The project uses [Prettier](https://prettier.io/) for formatting (configured in `.prettierrc`) and [ESLint](https://eslint.org/) for linting.

### 5. Testing in a Real App (Yalc)

To test your local changes in a real React Native app, we recommend using `yalc`. It simulates a published package by copying build artifacts directly into your project, avoiding common Metro Bundler symlink issues.

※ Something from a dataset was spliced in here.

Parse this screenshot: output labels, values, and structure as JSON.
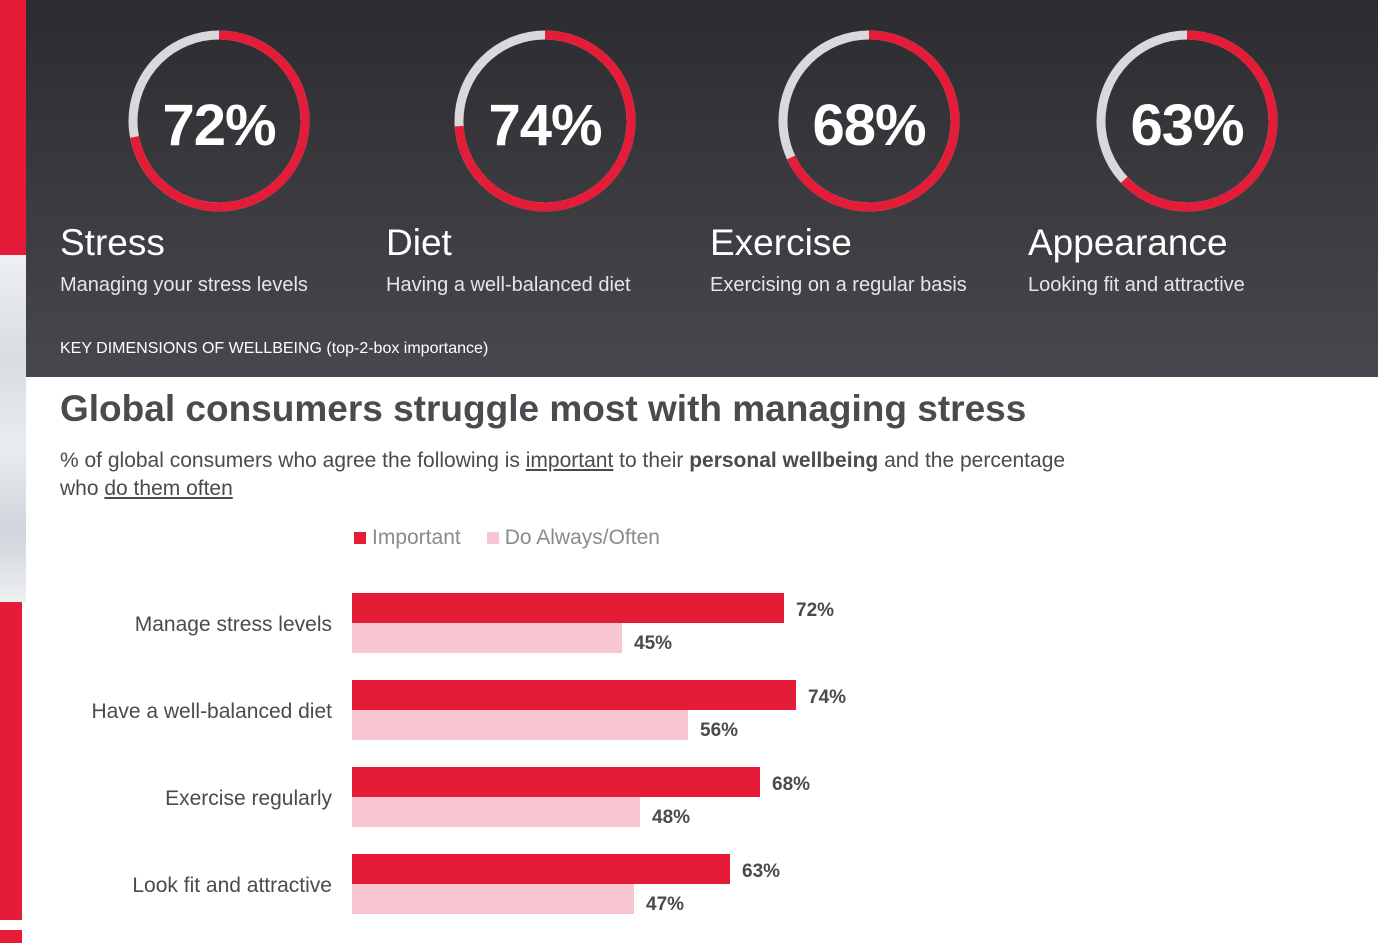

**First, publish local versions:**

```bash
# In the root of couch-kit
bun global add yalc
bun run build

# Publish each package to local yalc registry
cd packages/core && yalc publish
cd ../client && yalc publish
cd ../host && yalc publish
```

**Then, link them in your consumer app:**

```bash
cd ../my-party-game
yalc add @couch-kit/core @couch-kit/client @couch-kit/host
bun install
```

> **Note:** We do not use the `--link` flag. Keeping the default `file:` protocol ensures files are copied _inside_ your project root, which allows Metro Bundler to watch them correctly without extra configuration.

**Iterating:**

When you make changes to the library:

1. Run `bun run build` in the library repo.
2. Run `yalc push` in the modified package folder (e.g., `packages/host`).
3. Your game app should hot-reload automatically.

**Troubleshooting:**

- **Duplicate React / Invalid Hook Call:** Ensure your library packages treat `react` as a `peerDependency` and do not bundle it. `yalc` handles this correctly by default.
- **Changes not showing up?** If you add new files or exports, Metro might get stuck. Stop the bundler and run:
```bash
bun start --reset-cache
```

---

## 📦 Architecture

| Package | Purpose |
| ----------------------- | ------------------------------------------------------------------------------------------ |
| **`@couch-kit/host`** | Runs on the TV. Manages WebSocket server, serves static files, and holds the "True" state. |
| **`@couch-kit/client`** | Runs on the phone browser. Connects to the host and renders the controller UI. |
| **`@couch-kit/core`** | Shared TypeScript types and protocol definitions. |
| **`@couch-kit/cli`** | CLI tools to scaffold, bundle, and simulate web controllers |

## 🔄 Release Flow

This repo uses [Changesets](https://github.com/changesets/changesets) for versioning and publishing.

### How it works

1. **Every PR** must include a changeset (`bun changeset` to create one)
2. On merge to `main`, the release workflow either:
- Creates a **"Version Packages"** PR if there are pending changesets
- **Publishes to npm** if the version PR was merged (no pending changesets)
3. After publishing, **issues are automatically created** in consumer app repos ([domino](https://github.com/faluciano/domino-party-game), [buzz](https://github.com/faluciano/buzz-tv-party-game)) assigned to Copilot to update dependencies

### Breaking changes

When publishing a **major version bump**, the consumer apps will need code changes. The auto-created issues flag this, and CI in each app repo (typecheck + build) will catch any breakage before the update is merged.

## 📚 Documentation

- [Host Documentation](./packages/host/README.md)
- [Client Documentation](./packages/client/README.md)
- [Core Documentation](./packages/core/README.md)
- [CLI Documentation](./packages/cli/README.md)

## Troubleshooting

- Phone can’t open the controller page: confirm TV and phone are on the same Wi‑Fi; verify `serverUrl` is not null.
- Phone opens page but actions do nothing: check that your reducer handles your custom action types and the host isn’t erroring.
- Dev mode WS fails: pass `url: "ws://TV_IP:8082"` to `useGameClient()`.
- Connection is flaky: enable `debug` in host/client and watch logs; keep the TV from sleeping.

## Security Notes

- The controller URL is reachable to anyone on the same LAN. Don’t run this on untrusted Wi‑Fi.
- `JOIN` requires a `secret` field — a persistent session token stored in the client's `localStorage`. The library uses it internally for session recovery. The raw secret is never broadcast to other clients; only a derived public `playerId` is shared in game state.